The statue of Lenin in the park in front of the House of the Spark in Bucharest, August 1989.
The statue of Lenin in the park in front of the House of the Spark in Bucharest, August 1989.

A Nation Fascinated by Its Own Failures

And yet, paradoxically, Russia remains captivated by its own failures. Instead of asking why, in the 21st century, it still lacks decent highways or hospitals without buckets in place of toilets, it builds new missiles and dreams of vanished empires. Any criticism is met with the eternal refrain: “Yes, but the Americans…” Perhaps, instead of constantly measuring itself against others, Russia should take a closer look at its own past. The collapse of the Soviet Union was arguably the best thing that happened to Eastern Europe in the 20th century—and it came 45 years too late. After decades of so-called “brotherhood among peoples,” the Soviets had turned half of Europe into a museum of poverty and fear.
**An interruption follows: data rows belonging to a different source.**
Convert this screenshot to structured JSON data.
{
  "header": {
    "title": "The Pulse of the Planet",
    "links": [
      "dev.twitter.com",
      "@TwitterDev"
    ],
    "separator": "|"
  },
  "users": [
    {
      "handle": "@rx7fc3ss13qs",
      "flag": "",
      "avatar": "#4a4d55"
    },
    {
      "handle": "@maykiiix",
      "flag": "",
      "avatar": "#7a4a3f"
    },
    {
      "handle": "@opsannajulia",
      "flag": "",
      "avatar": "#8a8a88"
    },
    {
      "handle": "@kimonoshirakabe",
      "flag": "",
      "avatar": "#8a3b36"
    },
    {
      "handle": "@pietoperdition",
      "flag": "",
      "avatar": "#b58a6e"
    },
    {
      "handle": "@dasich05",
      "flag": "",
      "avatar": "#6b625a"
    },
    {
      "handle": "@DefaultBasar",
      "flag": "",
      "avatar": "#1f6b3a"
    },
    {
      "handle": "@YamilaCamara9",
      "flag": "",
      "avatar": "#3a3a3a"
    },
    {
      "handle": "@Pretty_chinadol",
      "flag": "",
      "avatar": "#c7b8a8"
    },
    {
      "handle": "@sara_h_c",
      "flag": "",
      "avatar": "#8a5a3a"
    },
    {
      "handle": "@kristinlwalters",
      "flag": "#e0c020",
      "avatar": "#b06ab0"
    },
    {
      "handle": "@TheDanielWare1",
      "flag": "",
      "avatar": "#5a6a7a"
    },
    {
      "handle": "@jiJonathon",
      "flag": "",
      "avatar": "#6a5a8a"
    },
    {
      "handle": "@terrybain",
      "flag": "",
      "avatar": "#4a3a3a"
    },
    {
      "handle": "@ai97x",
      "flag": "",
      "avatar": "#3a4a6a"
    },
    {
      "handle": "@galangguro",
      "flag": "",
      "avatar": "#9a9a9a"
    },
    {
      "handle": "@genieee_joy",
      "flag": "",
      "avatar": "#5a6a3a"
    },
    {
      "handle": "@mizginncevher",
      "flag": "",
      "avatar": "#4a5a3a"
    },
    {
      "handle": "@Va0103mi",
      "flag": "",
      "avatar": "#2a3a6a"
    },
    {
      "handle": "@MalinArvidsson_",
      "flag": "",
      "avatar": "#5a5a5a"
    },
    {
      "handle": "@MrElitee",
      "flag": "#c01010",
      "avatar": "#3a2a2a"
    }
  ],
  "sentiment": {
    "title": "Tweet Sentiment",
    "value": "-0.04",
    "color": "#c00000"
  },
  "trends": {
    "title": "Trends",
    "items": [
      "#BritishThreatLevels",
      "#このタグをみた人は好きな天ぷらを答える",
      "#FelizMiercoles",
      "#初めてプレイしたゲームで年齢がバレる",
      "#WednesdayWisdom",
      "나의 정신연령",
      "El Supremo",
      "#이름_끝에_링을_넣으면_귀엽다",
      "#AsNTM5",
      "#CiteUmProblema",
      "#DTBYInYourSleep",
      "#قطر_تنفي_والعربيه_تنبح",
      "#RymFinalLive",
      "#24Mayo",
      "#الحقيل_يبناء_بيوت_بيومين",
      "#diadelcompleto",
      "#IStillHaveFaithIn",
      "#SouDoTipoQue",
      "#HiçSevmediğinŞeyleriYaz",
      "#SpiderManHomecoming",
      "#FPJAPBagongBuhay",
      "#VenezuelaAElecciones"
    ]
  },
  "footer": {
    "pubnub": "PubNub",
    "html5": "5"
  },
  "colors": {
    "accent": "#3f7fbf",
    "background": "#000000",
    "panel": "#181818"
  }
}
Hungary in 1956 and Czechoslovakia in 1968 learned the hard way that “sovereignty” was nothing more than a grim joke—one swiftly corrected by the tracks of Russian tanks. The walls weren’t built to keep “imperialists” out, but to prevent their own citizens from fleeing the “workers' paradise.” Once the Soviet Union collapsed, Eastern European states celebrated not just their liberation from Moscow, but the chance to rejoin the ranks of normal nations. Meanwhile, Russia remained trapped in resentment and imperial nostalgia, seething that its former “colonies” no longer wished to live in darkness alongside it. Ultimately, the fall of the USSR was more than just a historical event—it was an experiment with an unmistakable conclusion: wherever Russia withdraws, life flourishes.
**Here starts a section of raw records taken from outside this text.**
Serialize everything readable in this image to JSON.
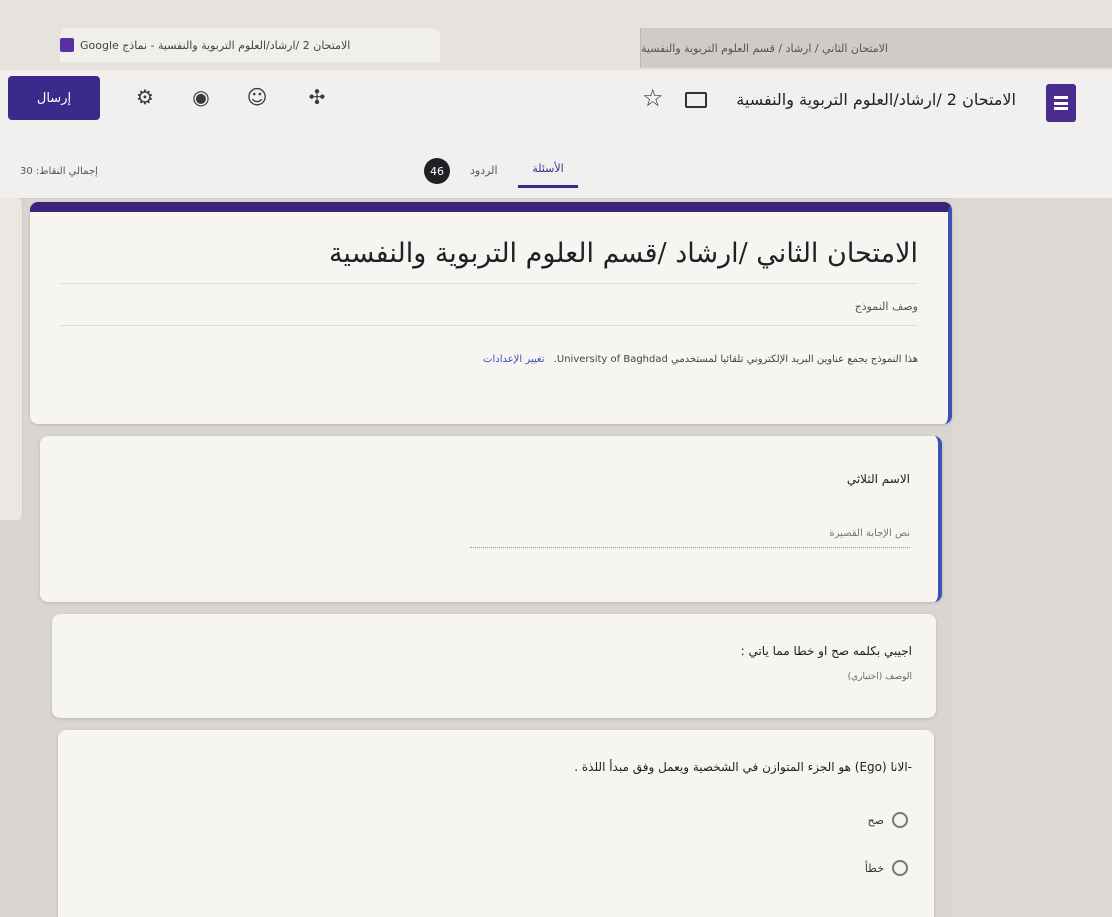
{
  "browser": {
    "active_tab_title": "الامتحان 2 /ارشاد/العلوم التربوية والنفسية - نماذج Google",
    "inactive_tab_title": "الامتحان الثاني / ارشاد / قسم العلوم التربوية والنفسية"
  },
  "header": {
    "send_label": "إرسال",
    "form_title": "الامتحان 2 /ارشاد/العلوم التربوية والنفسية",
    "icons": [
      "gear-icon",
      "eye-icon",
      "palette-icon",
      "addon-icon",
      "folder-icon",
      "star-icon",
      "forms-doc-icon"
    ]
  },
  "tabs": {
    "questions_label": "الأسئلة",
    "responses_label": "الردود",
    "responses_count": "46",
    "total_points": "إجمالي النقاط: 30"
  },
  "form": {
    "title": "الامتحان الثاني /ارشاد /قسم العلوم التربوية والنفسية",
    "description_placeholder": "وصف النموذج",
    "email_notice": "هذا النموذج يجمع عناوين البريد الإلكتروني تلقائيا لمستخدمي University of Baghdad.",
    "change_settings_link": "تغيير الإعدادات"
  },
  "questions": [
    {
      "title": "الاسم الثلاثي",
      "answer_hint": "نص الإجابة القصيرة"
    },
    {
      "title": "اجيبي بكلمه صح او خطا مما ياتي :",
      "description_hint": "الوصف (اختياري)"
    },
    {
      "text": "-الانا (Ego) هو الجزء المتوازن في الشخصية ويعمل وفق مبدأ اللذة .",
      "options": [
        "صح",
        "خطأ"
      ]
    }
  ],
  "colors": {
    "accent": "#3c2a8a",
    "card_border": "#3f51b5"
  }
}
Brutal Despotism and Megalomaniacal Obsessions

Russia has a unique talent for producing leaders who oscillate between brutal despotism and megalomaniacal obsessions. Peter the Great was a classic example—an tsar who sought to drag Russia toward modernity through force, blood, and suffering. Three centuries later, Russia produced its grotesque opposite: Putin the Petty, a leader who dreams of past empires but is incapable of building anything other than repressive regimes and corrupt oligarchies. While Peter looked to the West with envy and a desire to learn, Putin looks to the West with resentment and paranoia. Peter the Great opened windows to the world, while Putin bricked them up and drew the curtains. In the end, Peter the Great was a despot who pushed Russia forward, even if on a road paved with suffering. Putin the Petty, on the other hand, pulls it backward, nostalgic for a past that will never return.

Peter the Great.
Peter the Great.

Power Without Prosperity, Empire Without Stability

Russia seems cursed to repeat the same centuries-old mistakes, regardless of who holds power. From tsars to the modern autocrat at the Kremlin, Russia has always been ensnared in the same paradox: it seeks to be a great power, yet refuses to create a prosperous society. Its history is a long string of catastrophic political experiments, each culminating in national suffering and collapse. The tsars kept the people in poverty and ignorance, fearing that education might make them harder to control. When tsarism fell, the Bolsheviks came with grand promises, only to replace the Romanov autocracy with an even fiercer dictatorship. Soviet communism inherited the tradition of repression but added total control over the minds and lives of its people. Post-Soviet Russia, instead of learning from the mistakes of the past, eagerly returned to what it knows best: authoritarianism, censorship, and expansionism.

The Russian Paradox

The greatest paradox? A country with vast resources and an enormous territory remains economically and socially behind states much smaller and poorer in raw materials. Russia has gas and oil, but no decent roads. It has a glorious past in science and literature, yet treats its intellectuals as enemies of the state. It claims the status of a superpower, but its people live at standards closer to the Third World. If there is a lesson in all this history, it is that Russia seems incapable of escaping this vicious circle. Every leader comes with promises of national salvation, only to repeat the mistakes of their predecessors. Perhaps the true tragedy of Russia is not that it is always ruled by autocrats, but that its people have become so accustomed to the yoke that they can no longer conceive of an alternative.